A friend asked me how I could watch movies on my 15" laptop screen. Why don't I connect it to my [old, CRT] 27" TV? My answer: Because the movie on the 15" laptop is much larger than on the 27" TV!
"Surely you jest. It can't be," explodes the interlocutor.
Yes, it is. The laptop sits about 50cm from me, the TV about 3.5m. So the laptop covers approximately the same fraction of my visual field as a TV seven times as large, or about 105". Since I watch both from the same slouchy bad posture on my overstuffed couch, the laptop is better. (Yes, it is linear to a first approximation; it's a simple homothetic projection with my eyes as the center.)
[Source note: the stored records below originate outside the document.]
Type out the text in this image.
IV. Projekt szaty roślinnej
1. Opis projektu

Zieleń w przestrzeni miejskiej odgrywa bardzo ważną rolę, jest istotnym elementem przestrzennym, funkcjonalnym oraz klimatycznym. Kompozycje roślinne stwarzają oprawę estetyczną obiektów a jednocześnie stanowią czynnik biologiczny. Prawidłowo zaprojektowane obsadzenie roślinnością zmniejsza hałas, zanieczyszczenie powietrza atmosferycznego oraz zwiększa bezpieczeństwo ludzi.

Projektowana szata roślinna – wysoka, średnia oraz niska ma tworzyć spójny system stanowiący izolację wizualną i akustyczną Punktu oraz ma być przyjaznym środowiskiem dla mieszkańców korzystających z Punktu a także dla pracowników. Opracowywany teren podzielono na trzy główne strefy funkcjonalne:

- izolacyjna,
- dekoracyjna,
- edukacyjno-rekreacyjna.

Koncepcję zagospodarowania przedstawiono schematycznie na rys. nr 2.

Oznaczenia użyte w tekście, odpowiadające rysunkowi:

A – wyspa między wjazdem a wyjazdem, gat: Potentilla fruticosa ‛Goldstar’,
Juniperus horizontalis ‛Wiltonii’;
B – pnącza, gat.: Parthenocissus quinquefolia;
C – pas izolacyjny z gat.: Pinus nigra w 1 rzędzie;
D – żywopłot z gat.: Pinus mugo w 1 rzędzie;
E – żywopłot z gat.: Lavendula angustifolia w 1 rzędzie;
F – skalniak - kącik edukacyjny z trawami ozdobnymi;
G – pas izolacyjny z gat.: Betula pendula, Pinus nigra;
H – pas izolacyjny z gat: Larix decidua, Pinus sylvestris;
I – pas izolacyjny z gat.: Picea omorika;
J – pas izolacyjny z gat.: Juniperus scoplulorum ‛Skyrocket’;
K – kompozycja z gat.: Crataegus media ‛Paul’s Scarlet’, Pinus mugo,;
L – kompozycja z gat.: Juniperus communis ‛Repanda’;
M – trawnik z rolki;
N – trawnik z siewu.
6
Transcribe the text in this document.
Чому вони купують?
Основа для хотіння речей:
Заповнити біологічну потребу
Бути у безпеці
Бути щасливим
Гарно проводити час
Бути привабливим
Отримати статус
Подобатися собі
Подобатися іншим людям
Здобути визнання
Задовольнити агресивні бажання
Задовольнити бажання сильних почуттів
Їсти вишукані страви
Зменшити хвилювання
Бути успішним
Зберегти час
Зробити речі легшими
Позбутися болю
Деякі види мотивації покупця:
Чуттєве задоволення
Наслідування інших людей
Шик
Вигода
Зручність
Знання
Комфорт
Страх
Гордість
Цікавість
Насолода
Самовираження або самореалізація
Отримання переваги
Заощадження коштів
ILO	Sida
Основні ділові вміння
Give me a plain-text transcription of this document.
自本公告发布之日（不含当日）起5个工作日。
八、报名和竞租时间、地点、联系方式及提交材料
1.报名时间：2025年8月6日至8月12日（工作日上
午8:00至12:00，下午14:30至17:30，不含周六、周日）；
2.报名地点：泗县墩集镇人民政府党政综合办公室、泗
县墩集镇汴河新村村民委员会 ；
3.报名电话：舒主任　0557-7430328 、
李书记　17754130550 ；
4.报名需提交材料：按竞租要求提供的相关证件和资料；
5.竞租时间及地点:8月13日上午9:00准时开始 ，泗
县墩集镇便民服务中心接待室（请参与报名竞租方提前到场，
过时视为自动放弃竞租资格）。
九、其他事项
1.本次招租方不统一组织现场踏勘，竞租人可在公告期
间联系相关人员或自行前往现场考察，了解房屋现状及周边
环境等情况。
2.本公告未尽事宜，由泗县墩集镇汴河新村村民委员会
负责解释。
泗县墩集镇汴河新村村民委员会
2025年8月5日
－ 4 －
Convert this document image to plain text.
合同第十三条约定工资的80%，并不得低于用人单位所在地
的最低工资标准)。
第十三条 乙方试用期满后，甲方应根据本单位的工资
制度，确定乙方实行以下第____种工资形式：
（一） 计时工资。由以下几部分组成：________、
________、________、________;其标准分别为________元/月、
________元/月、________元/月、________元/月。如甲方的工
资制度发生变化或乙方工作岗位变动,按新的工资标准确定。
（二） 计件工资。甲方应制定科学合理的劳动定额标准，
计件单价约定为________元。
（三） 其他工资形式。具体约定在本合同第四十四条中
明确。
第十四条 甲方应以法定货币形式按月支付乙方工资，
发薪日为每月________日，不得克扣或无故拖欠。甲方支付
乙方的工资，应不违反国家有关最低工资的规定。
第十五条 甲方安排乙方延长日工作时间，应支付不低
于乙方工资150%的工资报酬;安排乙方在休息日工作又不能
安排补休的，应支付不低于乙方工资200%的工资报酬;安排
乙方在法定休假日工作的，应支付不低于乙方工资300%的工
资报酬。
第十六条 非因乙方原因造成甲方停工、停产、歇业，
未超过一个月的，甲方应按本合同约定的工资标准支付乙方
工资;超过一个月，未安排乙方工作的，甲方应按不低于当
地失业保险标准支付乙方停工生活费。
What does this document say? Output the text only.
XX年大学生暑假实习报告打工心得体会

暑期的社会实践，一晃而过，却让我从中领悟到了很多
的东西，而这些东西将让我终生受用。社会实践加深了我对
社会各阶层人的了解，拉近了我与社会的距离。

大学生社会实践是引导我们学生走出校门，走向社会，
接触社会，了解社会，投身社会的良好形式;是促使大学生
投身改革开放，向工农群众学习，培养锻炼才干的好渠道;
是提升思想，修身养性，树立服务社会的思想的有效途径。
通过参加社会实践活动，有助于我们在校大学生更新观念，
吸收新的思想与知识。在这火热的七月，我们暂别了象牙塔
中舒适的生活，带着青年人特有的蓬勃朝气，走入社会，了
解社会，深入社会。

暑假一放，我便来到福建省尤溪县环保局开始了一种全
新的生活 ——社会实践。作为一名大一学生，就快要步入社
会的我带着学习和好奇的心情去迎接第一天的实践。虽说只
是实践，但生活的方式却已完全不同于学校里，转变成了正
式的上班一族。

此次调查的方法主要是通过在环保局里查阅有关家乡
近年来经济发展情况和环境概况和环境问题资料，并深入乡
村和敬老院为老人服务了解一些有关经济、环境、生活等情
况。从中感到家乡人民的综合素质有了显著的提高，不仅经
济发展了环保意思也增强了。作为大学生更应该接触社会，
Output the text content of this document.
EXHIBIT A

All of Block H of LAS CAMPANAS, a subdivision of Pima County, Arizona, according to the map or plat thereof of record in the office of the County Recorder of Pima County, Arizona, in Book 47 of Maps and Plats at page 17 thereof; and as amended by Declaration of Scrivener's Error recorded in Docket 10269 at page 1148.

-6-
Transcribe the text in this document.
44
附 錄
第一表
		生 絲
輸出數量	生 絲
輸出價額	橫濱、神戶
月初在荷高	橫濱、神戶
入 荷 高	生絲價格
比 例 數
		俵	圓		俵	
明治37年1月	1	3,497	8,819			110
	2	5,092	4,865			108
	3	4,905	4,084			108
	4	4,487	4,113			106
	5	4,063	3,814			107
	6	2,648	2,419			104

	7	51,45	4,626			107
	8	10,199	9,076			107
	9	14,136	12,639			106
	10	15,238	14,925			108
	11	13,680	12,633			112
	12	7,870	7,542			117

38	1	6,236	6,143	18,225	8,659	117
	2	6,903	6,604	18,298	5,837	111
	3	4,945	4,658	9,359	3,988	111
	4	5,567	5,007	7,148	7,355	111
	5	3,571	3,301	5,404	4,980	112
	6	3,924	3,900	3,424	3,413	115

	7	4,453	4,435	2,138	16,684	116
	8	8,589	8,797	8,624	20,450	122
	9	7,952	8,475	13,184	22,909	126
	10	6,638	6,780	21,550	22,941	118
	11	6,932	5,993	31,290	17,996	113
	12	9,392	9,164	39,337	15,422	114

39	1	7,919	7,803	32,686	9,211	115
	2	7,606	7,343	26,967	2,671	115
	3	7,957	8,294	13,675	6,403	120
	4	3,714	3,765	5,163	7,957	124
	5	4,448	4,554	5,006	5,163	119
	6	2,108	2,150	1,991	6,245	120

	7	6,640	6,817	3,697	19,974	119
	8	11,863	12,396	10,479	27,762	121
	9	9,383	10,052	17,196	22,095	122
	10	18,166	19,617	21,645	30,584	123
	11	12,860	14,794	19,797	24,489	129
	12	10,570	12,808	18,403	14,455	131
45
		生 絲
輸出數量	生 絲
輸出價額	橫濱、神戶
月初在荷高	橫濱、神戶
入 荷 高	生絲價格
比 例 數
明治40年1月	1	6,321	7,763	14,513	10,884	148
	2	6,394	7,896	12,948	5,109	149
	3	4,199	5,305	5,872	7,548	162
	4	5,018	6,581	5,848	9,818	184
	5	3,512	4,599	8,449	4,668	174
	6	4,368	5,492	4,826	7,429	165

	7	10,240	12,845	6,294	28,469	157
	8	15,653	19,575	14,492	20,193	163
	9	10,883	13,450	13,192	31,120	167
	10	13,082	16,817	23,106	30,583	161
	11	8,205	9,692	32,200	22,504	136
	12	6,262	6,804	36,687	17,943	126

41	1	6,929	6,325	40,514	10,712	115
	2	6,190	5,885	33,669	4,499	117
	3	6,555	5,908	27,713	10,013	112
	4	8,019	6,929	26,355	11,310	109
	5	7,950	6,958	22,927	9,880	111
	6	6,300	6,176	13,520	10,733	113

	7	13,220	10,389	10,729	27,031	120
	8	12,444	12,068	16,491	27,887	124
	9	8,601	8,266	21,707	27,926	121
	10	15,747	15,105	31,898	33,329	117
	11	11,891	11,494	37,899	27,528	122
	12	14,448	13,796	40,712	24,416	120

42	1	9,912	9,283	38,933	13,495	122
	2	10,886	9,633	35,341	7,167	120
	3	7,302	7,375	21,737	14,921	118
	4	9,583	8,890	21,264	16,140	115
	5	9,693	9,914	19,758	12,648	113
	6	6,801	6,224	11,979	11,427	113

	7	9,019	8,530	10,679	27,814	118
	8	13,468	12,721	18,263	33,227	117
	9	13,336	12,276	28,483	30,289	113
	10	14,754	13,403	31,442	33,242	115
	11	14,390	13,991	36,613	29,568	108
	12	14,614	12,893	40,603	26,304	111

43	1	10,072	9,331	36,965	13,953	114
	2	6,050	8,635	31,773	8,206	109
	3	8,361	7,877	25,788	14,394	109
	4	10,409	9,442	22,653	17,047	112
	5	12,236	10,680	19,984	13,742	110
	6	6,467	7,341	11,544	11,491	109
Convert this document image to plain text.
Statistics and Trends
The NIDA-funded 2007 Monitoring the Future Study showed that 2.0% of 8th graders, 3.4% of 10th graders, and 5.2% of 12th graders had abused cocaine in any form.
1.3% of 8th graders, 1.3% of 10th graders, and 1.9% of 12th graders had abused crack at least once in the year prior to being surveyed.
Talking about numbers without understanding their meaning is one of the afflictions of the modern-day citizen/consumer/audience/manager. Unthinking reactions to magnitudes (27 vs 15) without context (that the TV is much farther from my eyes than the computer screen) are common and the source of much dismay [when they affect me] or amusement [when they don't].
It's like a new form of numerology, where people use numbers as magic wands -- understanding of the underlying reality considered unnecessary. I have used the BMI as my bête noire and preferred example to motivate students about the follies of neonumerology, but I think that from now on I'll use this even simpler example first.
Numbers mean things. The things are what matters.